Non profit

Hub Rovereto, la piazza dell’innovazione fa il pieno di soci

Gli ideatori? Due antropologi e un bocconiano

di Redazione

Creare comunità professionali e favorire i nuovi business legati alla sostenibilità nelle sue varie declinazioni. Un obiettivo ambizioso che però ha i piedi assai piantati per terra, radicati nello spazio che la cooperativa ha realizzato, l’Hub di Rovereto. Hub, proprio come gli snodi del traffico aereo. Punti in cui incrociare idee e progetti, favorendone il cammino e la riuscita. «Offriamo postazioni di lavoro complete di connessione e sala riunioni per facilitare il co-working», spiega Paolo Campagnano (nella foto), 29enne milanese trasferitosi a Rovereto dopo aver contribuito a fondare l’Hub meneghino e dopo due anni trascorsi in quello londinese (sono in tutto una trentina gli hub nel mondo, per lo più in grandi metropoli). Paolo è tornato in Italia e ha fondato, assieme a due coetanei, la realtà trentina.
«L’idea è quella di mettere in relazione e favorire la conoscenza tra professionisti diversi, persone che hanno un progetto, che cercano partner per realizzarlo o per definire il modello del loro business». Un business che può essere o meno senza scopo di lucro. «L’essenziale è che sia coerente con l’idea di sostenibilità cui ci ispiriamo e che abbia voglia di mettersi in rete, di fare innovazione sociale, di lanciarsi in progetti sfidanti». Con queste premesse (e anche grazie a soluzioni logistiche decisamente raffinate e gradevoli), i tre giovani fondatori (Campagnano e Dalia Macì sono antropologi, Jari Ognibene è un bocconiano) hanno saputo attrarre molto interesse nei confronti della cooperativa nata nel 2010, e non solo in quel di Rovereto. «L’Hub ha circa 70 membri, l’età dei quali è molto variabile.
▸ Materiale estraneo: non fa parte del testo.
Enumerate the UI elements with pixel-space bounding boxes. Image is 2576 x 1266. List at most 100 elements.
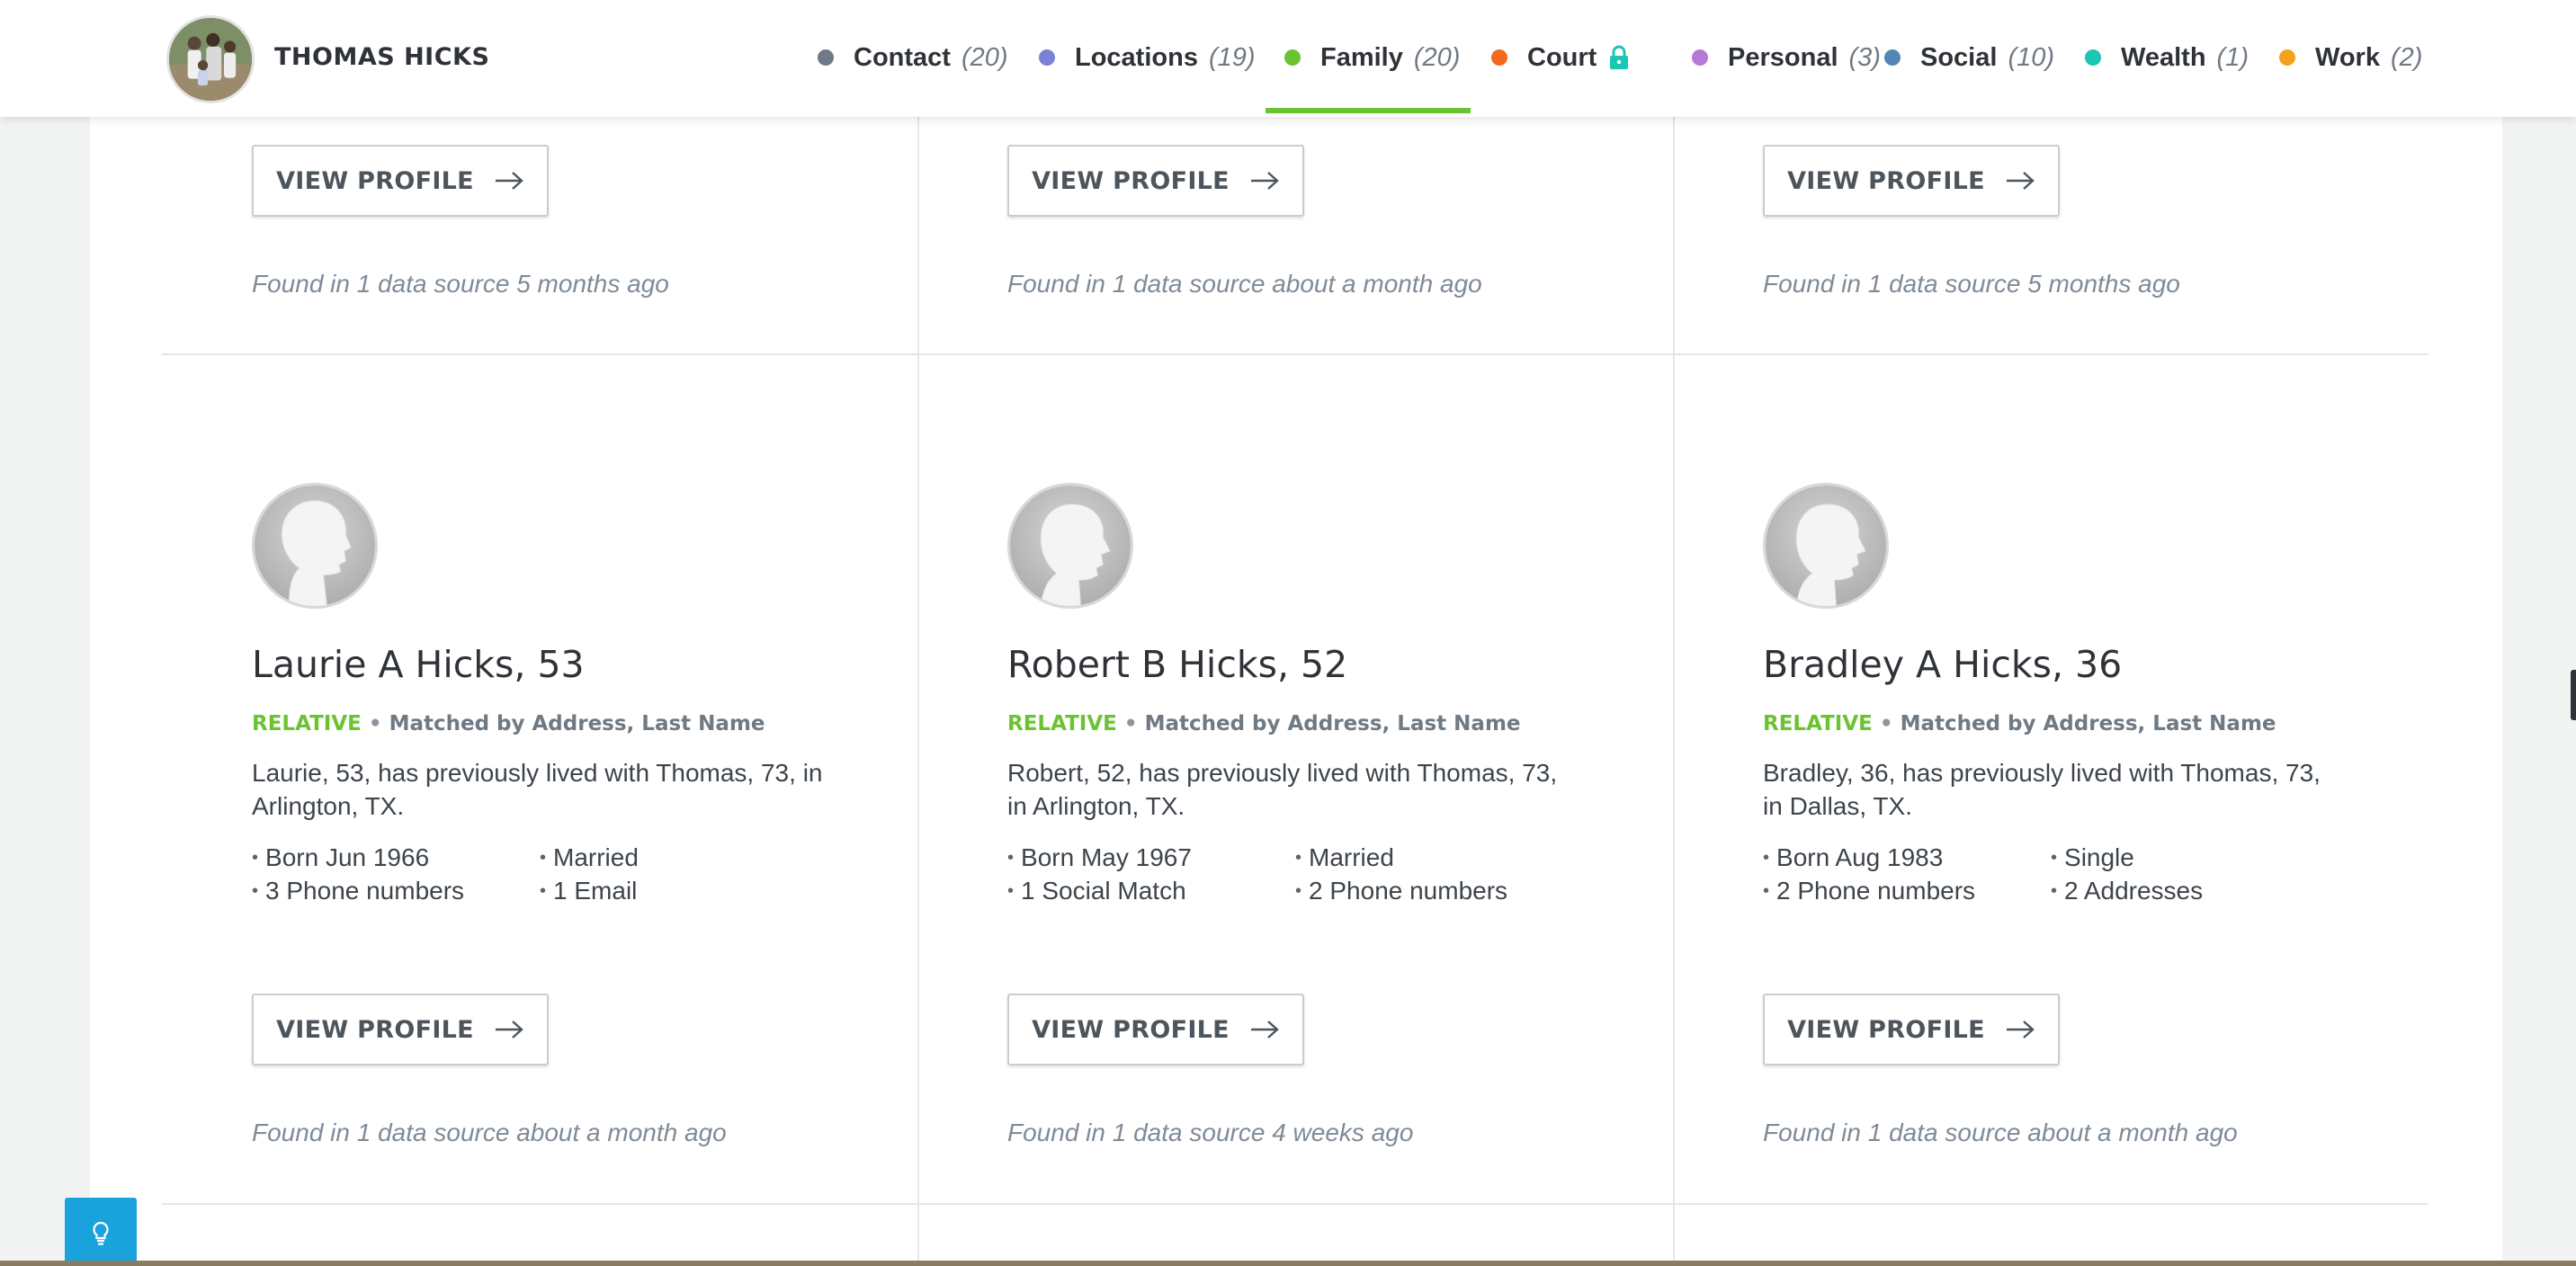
lightbulb-icon (93, 1221, 109, 1245)
arrow-right-icon (495, 1021, 523, 1039)
view-profile-label: VIEW PROFILE (1787, 166, 1985, 195)
person-name[interactable]: Laurie A Hicks, 53 (252, 643, 585, 686)
fact-item: Born Jun 1966 (252, 841, 429, 878)
tab-label: Locations (1075, 42, 1198, 72)
found-in-sources: Found in 1 data source about a month ago (1763, 1119, 2238, 1146)
female-silhouette-icon (252, 483, 378, 609)
tab-count: (19) (1208, 42, 1256, 72)
column-divider (917, 0, 919, 1266)
category-dot (1884, 49, 1901, 66)
person-description: Robert, 52, has previously lived with Th… (1007, 759, 1558, 820)
person-description: Laurie, 53, has previously lived with Th… (252, 759, 823, 820)
view-profile-label: VIEW PROFILE (276, 1015, 474, 1044)
arrow-right-icon (2006, 172, 2035, 190)
top-nav-bar: THOMAS HICKS Contact (20) Locations (19)… (0, 0, 2576, 117)
fact-item: 1 Email (540, 874, 637, 911)
tab-label: Contact (854, 42, 951, 72)
view-profile-button[interactable]: VIEW PROFILE (1763, 145, 2060, 217)
found-in-sources: Found in 1 data source 5 months ago (1763, 270, 2180, 298)
view-profile-label: VIEW PROFILE (1032, 1015, 1230, 1044)
page-bottom-edge (0, 1261, 2576, 1266)
relation-badge: RELATIVE (1007, 712, 1117, 736)
category-dot (1491, 49, 1507, 66)
relation-badge: RELATIVE (252, 712, 362, 736)
fact-item: 3 Phone numbers (252, 874, 464, 911)
view-profile-button[interactable]: VIEW PROFILE (252, 145, 549, 217)
match-info: RELATIVE • Matched by Address, Last Name (1763, 712, 2276, 736)
help-button[interactable] (65, 1198, 137, 1266)
tab-label: Wealth (2121, 42, 2206, 72)
category-dot (1284, 49, 1301, 66)
fact-item: 2 Addresses (2051, 874, 2203, 911)
person-description: Bradley, 36, has previously lived with T… (1763, 759, 2321, 820)
category-dot (2085, 49, 2101, 66)
row-divider (162, 353, 2428, 355)
section-tabs: Contact (20) Locations (19) Family (20) … (0, 0, 2576, 115)
tab-label: Court (1527, 42, 1597, 72)
tab-label: Social (1920, 42, 1998, 72)
tab-label: Personal (1728, 42, 1838, 72)
category-dot (1039, 49, 1055, 66)
separator-dot: • (1879, 712, 1893, 736)
category-dot (1692, 49, 1708, 66)
tab-count: (3) (1848, 42, 1881, 72)
tab-work[interactable]: Work (2) (2279, 0, 2422, 115)
fact-item: 1 Social Match (1007, 874, 1186, 911)
arrow-right-icon (1250, 172, 1279, 190)
tab-social[interactable]: Social (10) (1884, 0, 2054, 115)
category-dot (2279, 49, 2295, 66)
view-profile-button[interactable]: VIEW PROFILE (1007, 994, 1304, 1065)
tab-count: (20) (961, 42, 1008, 72)
fact-item: Married (540, 841, 639, 878)
view-profile-button[interactable]: VIEW PROFILE (1007, 145, 1304, 217)
fact-item: 2 Phone numbers (1295, 874, 1507, 911)
arrow-right-icon (495, 172, 523, 190)
tab-court[interactable]: Court (1491, 0, 1629, 115)
fact-item: Born Aug 1983 (1763, 841, 1943, 878)
match-info: RELATIVE • Matched by Address, Last Name (252, 712, 765, 736)
row-divider (162, 1203, 2428, 1205)
tab-label: Family (1320, 42, 1403, 72)
tab-count: (10) (2008, 42, 2055, 72)
fact-item: Born May 1967 (1007, 841, 1192, 878)
male-silhouette-icon (1007, 483, 1133, 609)
tab-locations[interactable]: Locations (19) (1039, 0, 1256, 115)
tab-count: (1) (2216, 42, 2249, 72)
separator-dot: • (368, 712, 382, 736)
found-in-sources: Found in 1 data source about a month ago (1007, 270, 1482, 298)
arrow-right-icon (1250, 1021, 1279, 1039)
lock-icon (1609, 45, 1629, 70)
view-profile-label: VIEW PROFILE (1032, 166, 1230, 195)
person-name[interactable]: Bradley A Hicks, 36 (1763, 643, 2122, 686)
match-info: RELATIVE • Matched by Address, Last Name (1007, 712, 1521, 736)
person-name[interactable]: Robert B Hicks, 52 (1007, 643, 1347, 686)
fact-item: 2 Phone numbers (1763, 874, 1975, 911)
tab-label: Work (2315, 42, 2380, 72)
view-profile-button[interactable]: VIEW PROFILE (252, 994, 549, 1065)
view-profile-button[interactable]: VIEW PROFILE (1763, 994, 2060, 1065)
active-tab-indicator (1266, 108, 1471, 113)
male-silhouette-icon (1763, 483, 1889, 609)
fact-item: Married (1295, 841, 1394, 878)
tab-personal[interactable]: Personal (3) (1692, 0, 1881, 115)
tab-wealth[interactable]: Wealth (1) (2085, 0, 2249, 115)
tab-contact[interactable]: Contact (20) (818, 0, 1008, 115)
found-in-sources: Found in 1 data source about a month ago (252, 1119, 727, 1146)
arrow-right-icon (2006, 1021, 2035, 1039)
found-in-sources: Found in 1 data source 4 weeks ago (1007, 1119, 1414, 1146)
matched-by: Matched by Address, Last Name (389, 712, 765, 736)
separator-dot: • (1123, 712, 1138, 736)
tab-count: (2) (2390, 42, 2423, 72)
view-profile-label: VIEW PROFILE (1787, 1015, 1985, 1044)
tab-family[interactable]: Family (20) (1284, 0, 1460, 115)
found-in-sources: Found in 1 data source 5 months ago (252, 270, 669, 298)
matched-by: Matched by Address, Last Name (1144, 712, 1521, 736)
results-panel: VIEW PROFILE Found in 1 data source 5 mo… (90, 0, 2502, 1266)
relation-badge: RELATIVE (1763, 712, 1873, 736)
matched-by: Matched by Address, Last Name (1900, 712, 2276, 736)
scrollbar-handle[interactable] (2571, 670, 2576, 720)
fact-item: Single (2051, 841, 2134, 878)
column-divider (1673, 0, 1675, 1266)
tab-count: (20) (1413, 42, 1461, 72)
category-dot (818, 49, 834, 66)
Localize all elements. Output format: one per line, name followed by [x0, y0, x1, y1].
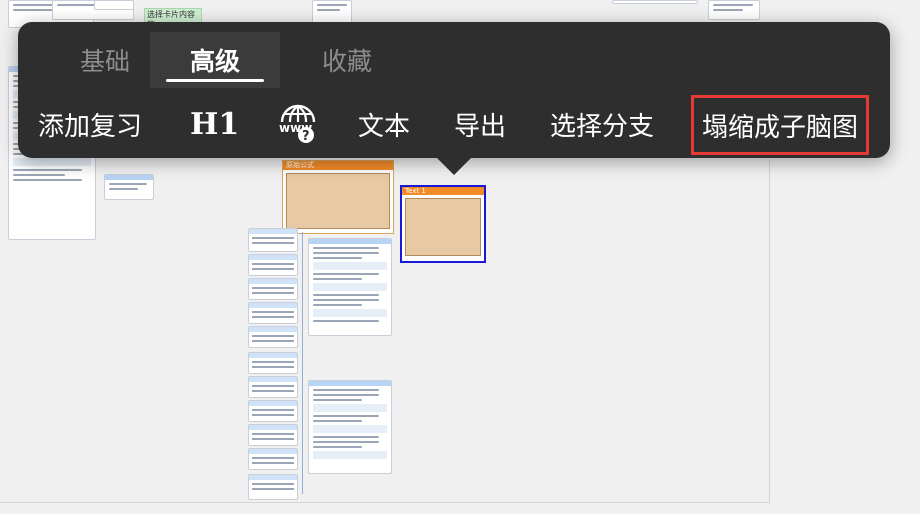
select-branch-label: 选择分支: [550, 111, 655, 142]
heading-button[interactable]: H1: [190, 102, 239, 146]
mindmap-node[interactable]: [248, 448, 298, 470]
tab-label: 基础: [79, 47, 130, 76]
svg-text:?: ?: [302, 129, 310, 144]
canvas-border: [0, 502, 770, 503]
mindmap-node[interactable]: [248, 254, 298, 276]
tab-advanced[interactable]: 高级: [150, 32, 280, 88]
tab-underline: [166, 79, 264, 82]
mindmap-card[interactable]: [308, 238, 392, 336]
globe-icon: www ?: [279, 104, 316, 144]
canvas-border: [769, 160, 770, 503]
select-branch-button[interactable]: 选择分支: [550, 102, 654, 146]
orange-card[interactable]: 原始公式: [282, 160, 394, 234]
add-review-button[interactable]: 添加复习: [38, 102, 142, 146]
tab-favorites[interactable]: 收藏: [282, 32, 412, 88]
text-label: 文本: [358, 111, 411, 142]
heading-label: H1: [190, 106, 240, 142]
mindmap-node[interactable]: [248, 376, 298, 398]
selected-card[interactable]: Text 1: [400, 185, 486, 263]
tab-label: 收藏: [321, 47, 372, 76]
mindmap-card[interactable]: [94, 0, 134, 10]
www-question-icon[interactable]: www ?: [276, 102, 320, 146]
mindmap-node[interactable]: [248, 352, 298, 374]
mindmap-node[interactable]: [248, 400, 298, 422]
mindmap-node[interactable]: [248, 228, 298, 252]
mindmap-card[interactable]: [708, 0, 760, 20]
add-review-label: 添加复习: [38, 111, 143, 142]
toolbar-pointer: [436, 157, 472, 175]
mindmap-card[interactable]: [312, 0, 352, 24]
tab-label: 高级: [189, 47, 240, 76]
mindmap-node[interactable]: [248, 302, 298, 324]
connector-line: [302, 232, 303, 494]
mindmap-node[interactable]: [248, 474, 298, 500]
mindmap-node[interactable]: [248, 424, 298, 446]
mindmap-node[interactable]: [248, 278, 298, 300]
collapse-submap-button[interactable]: 塌缩成子脑图: [690, 95, 870, 155]
text-button[interactable]: 文本: [358, 102, 410, 146]
export-label: 导出: [454, 111, 507, 142]
context-toolbar: 基础 高级 收藏 添加复习 H1 www ? 文本 导出 选择分支 塌缩成子脑图: [18, 22, 890, 158]
mindmap-node[interactable]: [248, 326, 298, 348]
collapse-submap-label: 塌缩成子脑图: [702, 112, 859, 143]
mindmap-card[interactable]: [308, 380, 392, 474]
export-button[interactable]: 导出: [454, 102, 506, 146]
mindmap-card[interactable]: [612, 0, 698, 4]
mindmap-card[interactable]: [104, 174, 154, 200]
Abbiamo un socio che ha 17 anni. Inoltre abbiamo associato, oltre ai privati, delle associazioni di terzo settore, delle imprese di vario tipo che si occupano di design o di software libero. Da qualche settimana abbiamo anche cinque soci sovventori di Iban, che si sono affiancati ai due soci di capitale che avevamo già e che provengono dalle nostre reti familiari». Iban non è l’acronimo necessario per i conti correnti bancari, ma il network degli Italian Business Angels, alcuni dei quali si sono innamorati dell’Hub. «Sono investitori informali in capitale di rischio e hanno pensato di investire in noi anche perché in questo modo possono conoscere i progetti nuovi che sono in corso di elaborazione e valutarli», visto che l’Hub di Rovereto «intende essere al servizio dell’intera provincia, che ha una grande sensibilità per la sostenibilità, una lunga tradizione cooperativa e vive in modo profondo la propria dimensione comunitaria», sottolinea Campagnano. Anche grazie all’arrivo di nuovi soci di capitale, l’Hub si è appena spostato in un ambiente più grande e quindi potenzialmente più attrattivo, anche se va pur sempre tenuto presente «che è un modello di business che non può crescere all’infinito. Anche se ci fosse uno spazio enorme, c’è pur sempre la necessità di coltivare relazioni con tutti i membri», conclude il presidente.